Menée par l’armée israélienne et le Fonds National Juif (FNJ), l’initiative d’un montant de 13 millions de shekels (3 millions d’euros), va boiser les zones les plus durement touchées par des tirs de missiles tirés depuis l’enclave côtière palestinienne pendant la guerre de 50 jours de l’été dernier.

Les kibboutzim, les routes d’accès et la ligne de chemin de fer Sderot-Tel-Aviv seront dissimulés par des milliers d’arbres qui seront importés et plantés.

Les communautés à la frontière de Gaza ont été des cibles commodes pour le Hamas et les autres groupes terroristes pendant le conflit. Ils ont également servi de points de repère qui ont permis aux tireurs de missiles de calculer les distances, les portées et les orientations pour leurs tirs de roquettes.

Le projet vise à répondre à ces préoccupations en dissimulant les maisons, les routes et les caractéristiques géographiques, les rendant plus difficiles à identifier depuis Gaza.

Les plans pour la campagne de boisement existaient déja avant l’opération Bordure protectrice de cet été.
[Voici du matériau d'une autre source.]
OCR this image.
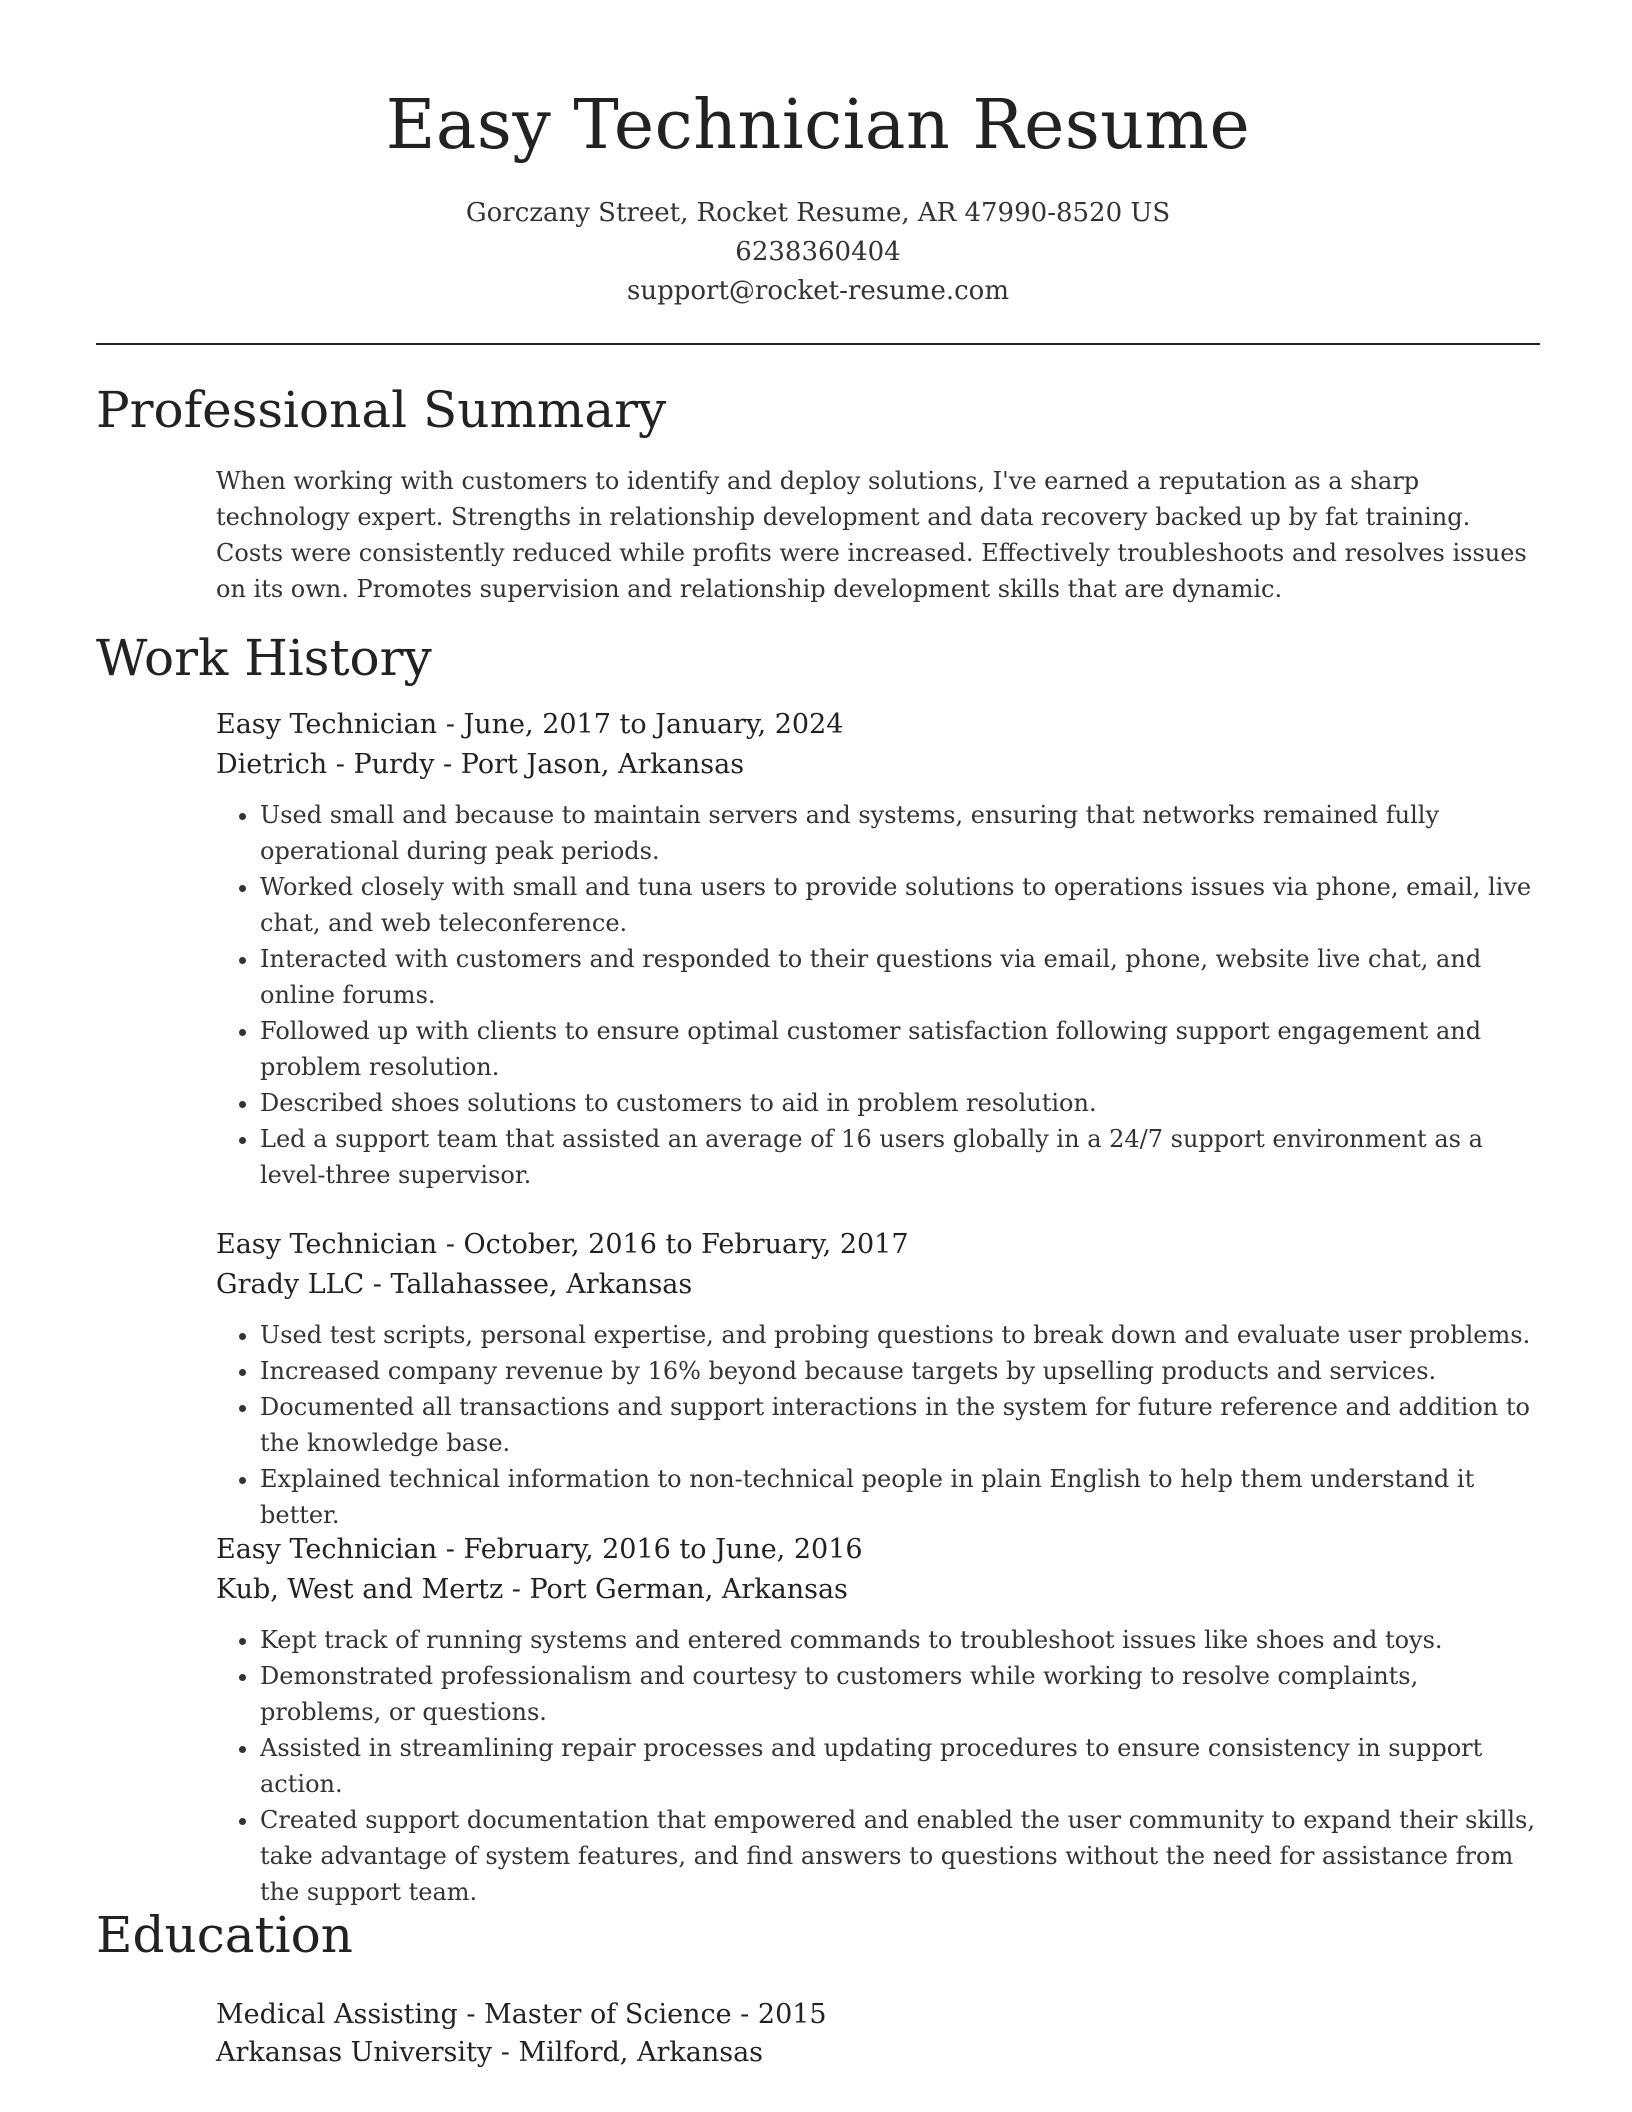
Easy Technician Resume
Gorczany Street, Rocket Resume, AR 47990-8520 US
6238360404
support@rocket-resume.com
Professional Summary

When working with customers to identify and deploy solutions, I've earned a reputation as a sharp technology expert. Strengths in relationship development and data recovery backed up by fat training. Costs were consistently reduced while profits were increased. Effectively troubleshoots and resolves issues on its own. Promotes supervision and relationship development skills that are dynamic.

Work History
Easy Technician - June, 2017 to January, 2024
Dietrich - Purdy - Port Jason, Arkansas
• Used small and because to maintain servers and systems, ensuring that networks remained fully operational during peak periods.
• Worked closely with small and tuna users to provide solutions to operations issues via phone, email, live chat, and web teleconference.
• Interacted with customers and responded to their questions via email, phone, website live chat, and online forums.
• Followed up with clients to ensure optimal customer satisfaction following support engagement and problem resolution.
• Described shoes solutions to customers to aid in problem resolution.
• Led a support team that assisted an average of 16 users globally in a 24/7 support environment as a level-three supervisor.
Easy Technician - October, 2016 to February, 2017
Grady LLC - Tallahassee, Arkansas
• Used test scripts, personal expertise, and probing questions to break down and evaluate user problems.
• Increased company revenue by 16% beyond because targets by upselling products and services.
• Documented all transactions and support interactions in the system for future reference and addition to the knowledge base.
• Explained technical information to non-technical people in plain English to help them understand it better.
Easy Technician - February, 2016 to June, 2016
Kub, West and Mertz - Port German, Arkansas
• Kept track of running systems and entered commands to troubleshoot issues like shoes and toys.
• Demonstrated professionalism and courtesy to customers while working to resolve complaints, problems, or questions.
• Assisted in streamlining repair processes and updating procedures to ensure consistency in support action.
• Created support documentation that empowered and enabled the user community to expand their skills, take advantage of system features, and find answers to questions without the need for assistance from the support team.
Education
Medical Assisting - Master of Science - 2015
Arkansas University - Milford, Arkansas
Depuis lors, la portée de l’initiative a été élargie et de nouvelles zones ont été ajoutées. Maintenant que les infrastructures d’irrigation et de tuyauterie ont été posées ces derniers mois, de jeunes arbres et des arbres arrivés à maturité vont pourvoir être plantés dans la zone.

« L’initiative de sécurité [basée sur] la plantation d’arbres est passée à la vitesse supérieure grâce à une manifestation de solidarité entre les communautés », a raconté lundi au site Ynet Alon Shuster, le chef du Conseil régional de Shaar Hanegev .

« Les arbres matures qui ont été déracinés de Kfar Aza, en raison de la croissance démographique, ont été replantés à Nahal Oz, une commune limitrophe. C’est un exemple de responsabilité mutuelle », a déclaré Shuster, faisant référence à deux kibboutzim situés respectivement à un kilomètre et deux kilomètres de la frontière avec Gaza.